Options can be utilized in a plethora of strategies, ranging from very low to very high risk tactics. They can also be customized to meet expectations that go beyond simple linear strategies. When you learn the basics of options trading, it makes sense to investigate the factors and complexities of options pricing.

Options for Directional Styles

When stock  traders first start using options, it is typically to buy a call or put for directional trading, in which they expect a stock will move in  specific direction. These traders may choose an option instead of the underlying stock due to limited risk, high reward potential and less capital that is required to control the same number of shares.

Market Direction and Pricing

Many kinds of options strategies can be created but the position’s success of failure depends on a thorough understanding of the two types of options: the put and the call. Furthermore, taking full advantage of options demands a new way of thinking because traders who solely in terms of market direction miss all sorts of opportunities.

In addition to going up or down, stocks can also move sideways or trend slightly higher or lower for long periods of time. They can also make huge moves up or down in price, then reverse direction and end up back where they started. These kinds of price movements cause frustrations for stock traders but give options traders an exclusive chance to make money even if the stock goes nowhere.

Complexities of Options Pricing

Here are some of the general effects that variables have on the price of an option.

Underlying price

The value of calls and puts are affected by changes in the underlying stock price in a relatively straightforward way. When the stock price goes up, calls should increase in value and puts should go down. Put options should increase and calls should decline as the stock price falls.


Additionally, time’s effect is quite easy to conceptualize but takes experience before understanding its impact due to the expiration of date. This works in the trader’s favor since good companies usually rise in the longer term.

However, time is the enemy of the options buyer since, if days go without a significant price change in the underlying asset, the value of the option decrease. Also, the value of an option will plummet more rapidly as it nears the expiration date. Conversely, that is good news for the options seller, who attempts to benefit from time decay, especially during the final month when it takes place more rapidly.
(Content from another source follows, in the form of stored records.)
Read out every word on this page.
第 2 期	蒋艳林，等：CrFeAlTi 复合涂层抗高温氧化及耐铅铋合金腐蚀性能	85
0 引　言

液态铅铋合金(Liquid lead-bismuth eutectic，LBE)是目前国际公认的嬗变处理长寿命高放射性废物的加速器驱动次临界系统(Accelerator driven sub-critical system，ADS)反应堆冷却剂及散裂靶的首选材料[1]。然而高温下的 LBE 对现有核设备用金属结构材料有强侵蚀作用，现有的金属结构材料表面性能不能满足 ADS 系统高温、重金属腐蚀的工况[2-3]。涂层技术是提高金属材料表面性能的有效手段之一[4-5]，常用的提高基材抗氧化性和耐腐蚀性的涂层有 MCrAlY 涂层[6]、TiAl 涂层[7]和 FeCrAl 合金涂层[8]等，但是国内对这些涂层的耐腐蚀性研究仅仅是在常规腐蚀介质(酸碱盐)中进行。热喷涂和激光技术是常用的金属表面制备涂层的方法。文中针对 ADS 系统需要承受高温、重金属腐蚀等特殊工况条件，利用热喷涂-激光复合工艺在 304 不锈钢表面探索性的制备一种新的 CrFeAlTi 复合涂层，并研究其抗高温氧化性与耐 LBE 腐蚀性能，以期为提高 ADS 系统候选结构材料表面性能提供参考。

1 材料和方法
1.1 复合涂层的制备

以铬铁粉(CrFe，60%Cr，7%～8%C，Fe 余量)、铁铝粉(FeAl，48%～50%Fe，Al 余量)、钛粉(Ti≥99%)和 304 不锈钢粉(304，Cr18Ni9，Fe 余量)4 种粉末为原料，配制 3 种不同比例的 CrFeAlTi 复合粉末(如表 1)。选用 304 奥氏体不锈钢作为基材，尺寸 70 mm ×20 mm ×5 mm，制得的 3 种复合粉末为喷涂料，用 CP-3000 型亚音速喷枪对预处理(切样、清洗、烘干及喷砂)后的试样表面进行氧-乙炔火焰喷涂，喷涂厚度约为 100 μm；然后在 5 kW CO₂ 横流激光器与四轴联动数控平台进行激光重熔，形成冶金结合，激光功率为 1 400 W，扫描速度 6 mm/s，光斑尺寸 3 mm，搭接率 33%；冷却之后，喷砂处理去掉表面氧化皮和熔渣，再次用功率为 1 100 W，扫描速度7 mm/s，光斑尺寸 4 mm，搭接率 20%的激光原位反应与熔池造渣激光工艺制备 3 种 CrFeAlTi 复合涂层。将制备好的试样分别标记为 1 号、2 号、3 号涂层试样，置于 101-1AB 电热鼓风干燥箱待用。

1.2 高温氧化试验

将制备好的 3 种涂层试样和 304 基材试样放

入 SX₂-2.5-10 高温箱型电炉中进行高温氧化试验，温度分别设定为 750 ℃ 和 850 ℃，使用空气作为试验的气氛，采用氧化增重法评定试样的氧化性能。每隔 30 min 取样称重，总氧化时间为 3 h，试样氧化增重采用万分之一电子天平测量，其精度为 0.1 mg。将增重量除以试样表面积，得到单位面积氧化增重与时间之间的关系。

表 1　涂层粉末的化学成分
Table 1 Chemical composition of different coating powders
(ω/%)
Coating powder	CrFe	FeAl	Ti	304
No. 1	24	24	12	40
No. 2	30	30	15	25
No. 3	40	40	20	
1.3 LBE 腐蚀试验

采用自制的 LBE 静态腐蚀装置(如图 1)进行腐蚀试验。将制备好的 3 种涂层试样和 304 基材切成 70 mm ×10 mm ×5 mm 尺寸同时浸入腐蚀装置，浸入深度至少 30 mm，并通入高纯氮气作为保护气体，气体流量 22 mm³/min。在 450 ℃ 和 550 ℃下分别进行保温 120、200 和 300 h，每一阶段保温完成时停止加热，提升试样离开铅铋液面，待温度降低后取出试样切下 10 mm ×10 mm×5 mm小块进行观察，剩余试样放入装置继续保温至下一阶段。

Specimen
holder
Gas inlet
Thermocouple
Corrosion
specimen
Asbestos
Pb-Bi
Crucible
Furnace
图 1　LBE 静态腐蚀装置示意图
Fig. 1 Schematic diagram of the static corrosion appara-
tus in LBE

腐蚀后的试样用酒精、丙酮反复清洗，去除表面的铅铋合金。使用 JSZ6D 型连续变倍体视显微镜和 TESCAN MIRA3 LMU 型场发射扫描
The effect of volatility on an option’s price is the most difficult concept for newbies to comprehend. It depends on a measure called statistical, or historical, volatility, looking at past price movements of the stock over a given period of time.

 Option pricing models require the trader to enter future volatility during the life of the option. Naturally, options traders don’t really know what it will be in the future. They have to guess by working  the pricing model “backwards.”

After all, the trader already knows the price at which the option is trading and can check other variables including interest rates, dividends, and the time left with a bit of research.  As a result, the only missing number will be future volatility, which can be estimated based on other variables and inputs.